Phase 2 clinical trials of AMX0035 have shown the treatment to be safe and effective at slowing down disease progression, and a follow-up open label extension study showed a statistically significant 6.5 month increase in survivability.
“I agree with and understand the FDA’s interest in protecting people from harmful or misleading drugs. ALS should be treated differently, however, and the FDA has acknowledged that. People living with ALS are willing to tolerate much greater risk and have expressed this to the FDA for years. I can attest to that. We need the FDA and Amylyx to work together to make AMX0035 available to people with ALS as soon as possible,” said Tommy May, a member of The ALS Association’s national board of trustees. May was diagnosed with ALS in 2005.

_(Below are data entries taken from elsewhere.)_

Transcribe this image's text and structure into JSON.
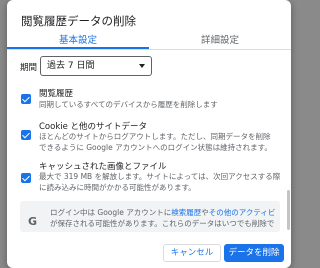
{
  "dialog": {
    "title": "閲覧履歴データの削除",
    "tabs": [
      {
        "label": "基本設定",
        "active": true
      },
      {
        "label": "詳細設定",
        "active": false
      }
    ],
    "period": {
      "label": "期間",
      "selected": "過去 7 日間"
    },
    "items": [
      {
        "title": "閲覧履歴",
        "desc": [
          "同期しているすべてのデバイスから履歴を削除します"
        ],
        "checked": true
      },
      {
        "title": "Cookie と他のサイトデータ",
        "desc": [
          "ほとんどのサイトからログアウトします。ただし、同期データを削除",
          "できるように Google アカウントへのログイン状態は維持されます。"
        ],
        "checked": true
      },
      {
        "title": "キャッシュされた画像とファイル",
        "desc": [
          "最大で 319 MB を解放します。サイトによっては、次回アクセスする際",
          "に読み込みに時間がかかる可能性があります。"
        ],
        "checked": true
      }
    ],
    "info": {
      "line1_prefix": "ログイン中は Google アカウントに",
      "link1": "検索履歴",
      "line1_mid": "や",
      "link2": "その他のアクティビティ",
      "line2": "が保存される可能性があります。これらのデータはいつでも削除で"
    },
    "buttons": {
      "cancel": "キャンセル",
      "delete": "データを削除"
    },
    "accent_color": "#1a73e8"
  }
}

Noting that people with ALS are willing to accept more risk until effective treatments are found and that AMX0035 meets endpoints that are important to people living with ALS – including clinically meaningful delay in ALS progress, a strong safety profile, significant survival benefit, and an advance beyond or on top of currently available ALS care – the petition urges FDA and Amylyx to exercise every possible option to speed approval of this promising treatment to the market.
“The ALS community has united to ask the FDA and Amylyx to make AMX0035 available as soon as possible. Given the promise that AMX0035 shows in slowing progression and its safety record, the community should not have to wait several more years for another clinical trial. Thousands of us who could have been helped will have passed from this devastating disease,” said Larry Falivena, a member of The ALS Association’s national Board of Trustees.